Partido digno de recordar. En la última noche mundialista del Estadio Monterrey se vivieron todo tipo de emociones que terminaron por resolverse en tanda de penaltis, luego de no romperse el empate a un gol en los tiempos extra y poner en drama extremo el boleto para medirse a Canadá.
La fortuna comenzó por sonreírle a la jerarquía de un representativo como los Países Bajos, aunque su prestigio y aquella remota escuela de Johan Cruyff no deja de dar tumbos, para seguirse alejando de las eras gloriosas.
Cody Gakpo llegó con el alma destrozada a su cita en Monterrey. El neerlandés, en pleno Mundial 2026 anunció el fallecimiento de su bebé en camino. Se mantuvo con el equipo pese a la tragedia, porque sabía que una manera de acercarse al recuerdo de quien llevaría por nombre Elijah Raphael, era con un acto que alcanzara el cielo.
En medio de la noche, entre la silueta del Cerro de la Silla, la luna brillante se asomaba al cotejo, para cautivar a los más de 51 mil espectadores y abrazar en lo más profundo de su ser a Gakpo.
Logró conectar con el cielo. No fueron necesarias las palabras ni una camiseta con alguna leyenda. Con lágrimas y un gol, el delantero del Liverpool encontró la manera de conectar con su bebé, su inspiración y susurro ahora en adelante.

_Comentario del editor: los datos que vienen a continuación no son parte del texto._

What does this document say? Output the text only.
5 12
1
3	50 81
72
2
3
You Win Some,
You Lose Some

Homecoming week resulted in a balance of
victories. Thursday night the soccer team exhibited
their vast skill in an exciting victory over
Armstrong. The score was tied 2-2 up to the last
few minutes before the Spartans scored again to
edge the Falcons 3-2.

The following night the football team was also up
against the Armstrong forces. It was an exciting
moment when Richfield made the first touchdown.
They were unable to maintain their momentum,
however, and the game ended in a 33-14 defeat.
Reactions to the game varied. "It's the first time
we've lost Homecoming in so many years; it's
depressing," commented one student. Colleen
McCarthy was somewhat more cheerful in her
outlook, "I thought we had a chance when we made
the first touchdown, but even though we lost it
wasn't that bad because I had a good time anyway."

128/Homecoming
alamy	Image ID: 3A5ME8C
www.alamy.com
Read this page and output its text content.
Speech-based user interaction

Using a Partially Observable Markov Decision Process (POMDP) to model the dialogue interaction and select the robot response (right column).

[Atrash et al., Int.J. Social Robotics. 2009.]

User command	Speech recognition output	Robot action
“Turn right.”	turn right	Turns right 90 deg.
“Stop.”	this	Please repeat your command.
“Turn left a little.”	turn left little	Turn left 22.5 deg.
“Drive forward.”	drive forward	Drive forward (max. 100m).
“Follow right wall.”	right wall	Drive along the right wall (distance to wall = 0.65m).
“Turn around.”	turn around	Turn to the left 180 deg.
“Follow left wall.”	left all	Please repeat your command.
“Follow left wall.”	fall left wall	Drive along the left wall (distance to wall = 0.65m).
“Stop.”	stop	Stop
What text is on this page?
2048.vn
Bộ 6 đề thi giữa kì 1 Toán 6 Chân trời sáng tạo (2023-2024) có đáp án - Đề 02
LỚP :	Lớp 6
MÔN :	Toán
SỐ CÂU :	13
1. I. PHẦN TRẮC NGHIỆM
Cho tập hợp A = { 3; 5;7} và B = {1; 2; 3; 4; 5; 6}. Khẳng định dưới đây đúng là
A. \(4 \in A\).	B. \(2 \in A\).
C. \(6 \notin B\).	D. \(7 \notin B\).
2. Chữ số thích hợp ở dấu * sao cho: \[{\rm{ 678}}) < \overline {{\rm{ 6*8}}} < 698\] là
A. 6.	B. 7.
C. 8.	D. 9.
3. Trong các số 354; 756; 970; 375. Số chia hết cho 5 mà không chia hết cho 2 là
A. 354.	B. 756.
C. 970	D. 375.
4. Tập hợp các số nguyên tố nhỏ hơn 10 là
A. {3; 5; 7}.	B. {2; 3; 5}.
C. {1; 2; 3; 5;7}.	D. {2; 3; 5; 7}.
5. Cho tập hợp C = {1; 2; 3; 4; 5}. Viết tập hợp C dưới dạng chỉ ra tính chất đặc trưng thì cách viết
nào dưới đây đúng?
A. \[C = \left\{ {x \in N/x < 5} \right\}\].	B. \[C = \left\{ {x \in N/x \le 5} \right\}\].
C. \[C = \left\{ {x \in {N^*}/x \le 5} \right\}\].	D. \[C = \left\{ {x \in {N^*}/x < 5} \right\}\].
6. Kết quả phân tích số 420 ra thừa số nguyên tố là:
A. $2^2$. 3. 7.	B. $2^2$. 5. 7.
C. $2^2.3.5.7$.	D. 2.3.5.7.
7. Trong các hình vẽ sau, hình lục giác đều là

Anotación que llegó al minuto 71. Se rompía la paridad de un juego ríspido, que pasó de un primer tiempo veloz y de constantes llegadas a un segundo tiempo con el sector medio cerrado que amenazaba con no permitir otra anotación.
A pesar de la caravana del mediodía en la ciudad regia, con cientos de camisetas anaranjadas en apoyo a Países Bajos, en el estadio fue claro quién jugó de local: Marruecos con el unísono grito de los mexicanos.
Marruecos, vestido de blanco, tuvo el cobijo de la mayoría de la afición, la que sigue sin olvidar que justamente un 29 de junio, pero del 2014 en Brasil, se sucumbió ante los neerlandeses con el polémico “no era penal”.
Aquella rigurosa entrada de Rafa Márquez en el área sobre Arjen Robben todavía cala. Como desahogo la localía se unió en voz a la numerosa presencia aficionados de los “Leones del Atlas”.